Gov. Pat McCrory Announces new Strategic Mobility Formula” by NCDOT Communications

March 20, 2017; Salon

Former North Carolina governor Pat McCrory says he is having a hard time finding a new job. McCrory, as readers may remember, was governor when House Bill 2 (more popularly known as the “bathroom bill”) was passed. He has since been voted out of office, and he says that the reputation of “bigot” has made him career-challenged in these days of greater attention to inclusion—although that is not exactly how he put it.

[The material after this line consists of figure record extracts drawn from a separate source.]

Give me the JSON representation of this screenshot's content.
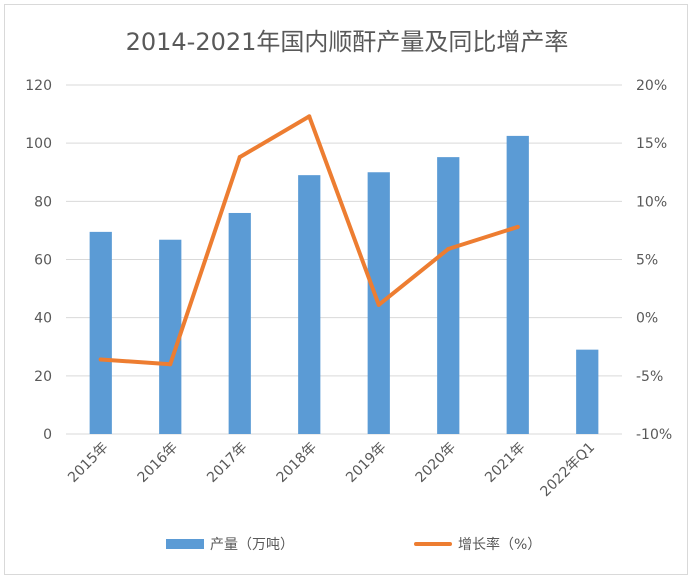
{
  "chart_data": {
    "type": "bar",
    "title": "2014-2021年国内顺酐产量及同比增产率",
    "categories": [
      "2015年",
      "2016年",
      "2017年",
      "2018年",
      "2019年",
      "2020年",
      "2021年",
      "2022年Q1"
    ],
    "series": [
      {
        "name": "产量（万吨）",
        "type": "bar",
        "axis": "left",
        "color": "#5b9bd5",
        "values": [
          69.5,
          66.8,
          76,
          89,
          90,
          95.2,
          102.5,
          29
        ]
      },
      {
        "name": "增长率（%）",
        "type": "line",
        "axis": "right",
        "color": "#ed7d31",
        "values": [
          -3.6,
          -4.0,
          13.8,
          17.3,
          1.1,
          5.9,
          7.8,
          null
        ]
      }
    ],
    "y_left": {
      "min": 0,
      "max": 120,
      "step": 20,
      "ticks": [
        "0",
        "20",
        "40",
        "60",
        "80",
        "100",
        "120"
      ]
    },
    "y_right": {
      "min": -10,
      "max": 20,
      "step": 5,
      "ticks": [
        "-10%",
        "-5%",
        "0%",
        "5%",
        "10%",
        "15%",
        "20%"
      ]
    },
    "grid": true,
    "legend_position": "bottom"
  }
}
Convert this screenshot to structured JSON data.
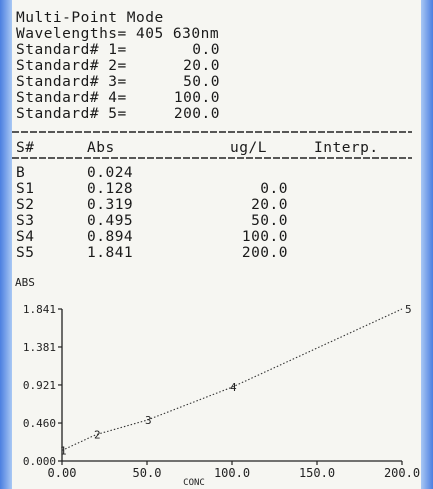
{
  "header": {
    "mode": "Multi-Point Mode",
    "wavelengths_label": "Wavelengths=",
    "wavelengths_value": "405 630nm"
  },
  "standards": [
    {
      "label": "Standard# 1=",
      "value": "0.0"
    },
    {
      "label": "Standard# 2=",
      "value": "20.0"
    },
    {
      "label": "Standard# 3=",
      "value": "50.0"
    },
    {
      "label": "Standard# 4=",
      "value": "100.0"
    },
    {
      "label": "Standard# 5=",
      "value": "200.0"
    }
  ],
  "table": {
    "headers": [
      "S#",
      "Abs",
      "ug/L",
      "Interp."
    ],
    "rows": [
      {
        "s": "B",
        "abs": "0.024",
        "conc": ""
      },
      {
        "s": "S1",
        "abs": "0.128",
        "conc": "0.0"
      },
      {
        "s": "S2",
        "abs": "0.319",
        "conc": "20.0"
      },
      {
        "s": "S3",
        "abs": "0.495",
        "conc": "50.0"
      },
      {
        "s": "S4",
        "abs": "0.894",
        "conc": "100.0"
      },
      {
        "s": "S5",
        "abs": "1.841",
        "conc": "200.0"
      }
    ]
  },
  "chart_data": {
    "type": "line",
    "ylabel": "ABS",
    "xlabel": "CONC",
    "xlim": [
      0,
      200
    ],
    "ylim": [
      0,
      1.841
    ],
    "x_ticks": [
      "0.00",
      "50.0",
      "100.0",
      "150.0",
      "200.0"
    ],
    "y_ticks": [
      "0.000",
      "0.460",
      "0.921",
      "1.381",
      "1.841"
    ],
    "points": [
      {
        "label": "1",
        "x": 0.0,
        "y": 0.128
      },
      {
        "label": "2",
        "x": 20.0,
        "y": 0.319
      },
      {
        "label": "3",
        "x": 50.0,
        "y": 0.495
      },
      {
        "label": "4",
        "x": 100.0,
        "y": 0.894
      },
      {
        "label": "5",
        "x": 200.0,
        "y": 1.841
      }
    ],
    "line_style": "dotted",
    "grid": false
  }
}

Even after I left office, people are reluctant to hire me because, “oh my gosh, he’s a bigot,” which is the last thing I am. I’m actually in some ways rather liberal on some of these issues. I’m a libertarian on many of these issues. But I don’t think a city government or state government or federal government should be able to tell the private sector what the new definition of gender is.

“If you disagree with the politically correct thought police on this new definition of gender…you’re the worst of evil,” McCrory said. “It’s almost as if I broke a law.”

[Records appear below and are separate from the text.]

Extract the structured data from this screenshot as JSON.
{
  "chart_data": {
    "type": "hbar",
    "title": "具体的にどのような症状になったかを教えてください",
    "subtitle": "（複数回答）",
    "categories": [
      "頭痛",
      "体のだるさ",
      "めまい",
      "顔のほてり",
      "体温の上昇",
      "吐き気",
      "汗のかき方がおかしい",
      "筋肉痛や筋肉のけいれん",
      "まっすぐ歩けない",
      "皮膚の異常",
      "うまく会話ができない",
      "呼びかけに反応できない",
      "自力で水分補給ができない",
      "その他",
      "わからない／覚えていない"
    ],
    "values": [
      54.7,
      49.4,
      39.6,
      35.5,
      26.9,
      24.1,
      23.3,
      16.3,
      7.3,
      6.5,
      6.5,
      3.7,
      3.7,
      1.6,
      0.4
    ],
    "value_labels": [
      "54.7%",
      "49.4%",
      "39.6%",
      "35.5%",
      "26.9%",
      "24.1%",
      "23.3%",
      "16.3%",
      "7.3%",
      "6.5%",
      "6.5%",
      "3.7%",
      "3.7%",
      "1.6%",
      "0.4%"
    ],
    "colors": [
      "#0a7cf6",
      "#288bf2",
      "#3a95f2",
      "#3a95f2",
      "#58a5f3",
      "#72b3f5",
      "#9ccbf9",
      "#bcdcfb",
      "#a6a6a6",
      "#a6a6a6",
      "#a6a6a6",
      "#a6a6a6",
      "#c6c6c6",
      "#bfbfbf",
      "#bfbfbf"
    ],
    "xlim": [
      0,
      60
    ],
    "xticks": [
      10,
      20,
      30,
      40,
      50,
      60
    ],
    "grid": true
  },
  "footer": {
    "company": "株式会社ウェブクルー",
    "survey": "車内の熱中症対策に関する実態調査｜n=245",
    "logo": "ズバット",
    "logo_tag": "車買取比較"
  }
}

Maybe not a law, but certainly an emerging standard that can seriously affect the bottom line.

McCrory blames the Human Rights Campaign for his defeat in his campaign for reelection, calling the group “more powerful than the NRA.” This is only one of a number of statements the former governor made that we sincerely hope are true.

“I said that nine months ago and everyone laughed,” McCrory said, “and now everyone’s going, ‘You know, maybe they are,’ because they put their pressure on corporations. The NRA puts pressure on politicians. The HRC puts public pressure, threatened boycotts on major corporations through the U.S. with a false narrative, and it worked.”

Nico Lang writes for Salon:

The reason that no one wants to hire McCrory, though, has nothing to do with the tyranny of left-wing ideologues. Businesses who have spent the past few decades making a name for themselves as leaders in corporate equality are unlikely to jeopardize their reputation by hiring someone whose public record is opposed to fostering an atmosphere of diversity and inclusion. If the economic fallout over HB2 was proof positive that anti-LGBT discrimination is bad for business, McCrory is finding out the hard way that bigotry is also bad for your career.

Lang writes that things have changed since the Human Rights Campaign’s Corporate Equality Index first launched in 2002. The landscape for LGBT rights was completely different: Only 13 corporations boasted perfect scores when it came to LGBT inclusion, compared to 15 times that number now. That may have something to do with the fact that the global buying power of the LGBT community is estimated at $1.8 trillion and that “queer and transgender people tend to support companies that support them.” And, conversely, they do not do business with corporations that indicate they may not be supportive.

“What businesses have found—well ahead of lawmakers and the courts—is that being an LGBT-inclusive employer is crucial when it comes to attracting and retaining talent and when it comes to appealing to the ever-growing lucrative LGBT consumer market,” said Deena Fidas, Director of the Workplace Equality Program at HRC. “It’s just part of doing business.”

In 2013, advocacy groups like HRC and GLAAD called for a boycott of Barilla after its CEO, Guido Barilla, claimed that the popular pasta brand would not be featuring same-sex families in its advertisements, as the company supports a “classic family where the woman has a fundamental role.” The backlash was effective enough that Fidas said executives “totally [transformed] the company with regards to their policies, their benefits, and their internal practices on LGBT inclusion.” By 2014, Barilla became one of those perfect-scoring companies atop the Corporate Equality Index.

Over the past five years, businesses and governments all over the United States have felt the very real financial consequences of discriminating against LGBT persons. McCrory’s former gig does not speak well to his understanding of this very serious new environment. North Carolina has lost up to $201 million in tourism and tax revenue. He is a poster child for exclusion, and that is indeed likely to limit him in his future career if we continue to grow increasingly inclusive as a society.

McCrory caps the whole thing off with this musing:

I get all these people coming up to me and going, “Hey, governor, I agree with you on this issue, we’re behind you.” They were whispering. And this is one fault I have of the silent majority: The silent majority’s too silent! And they let the loud minority actually speak and win the election. So I’m starting to wonder—maybe the silent majority’s no longer the majority anymore.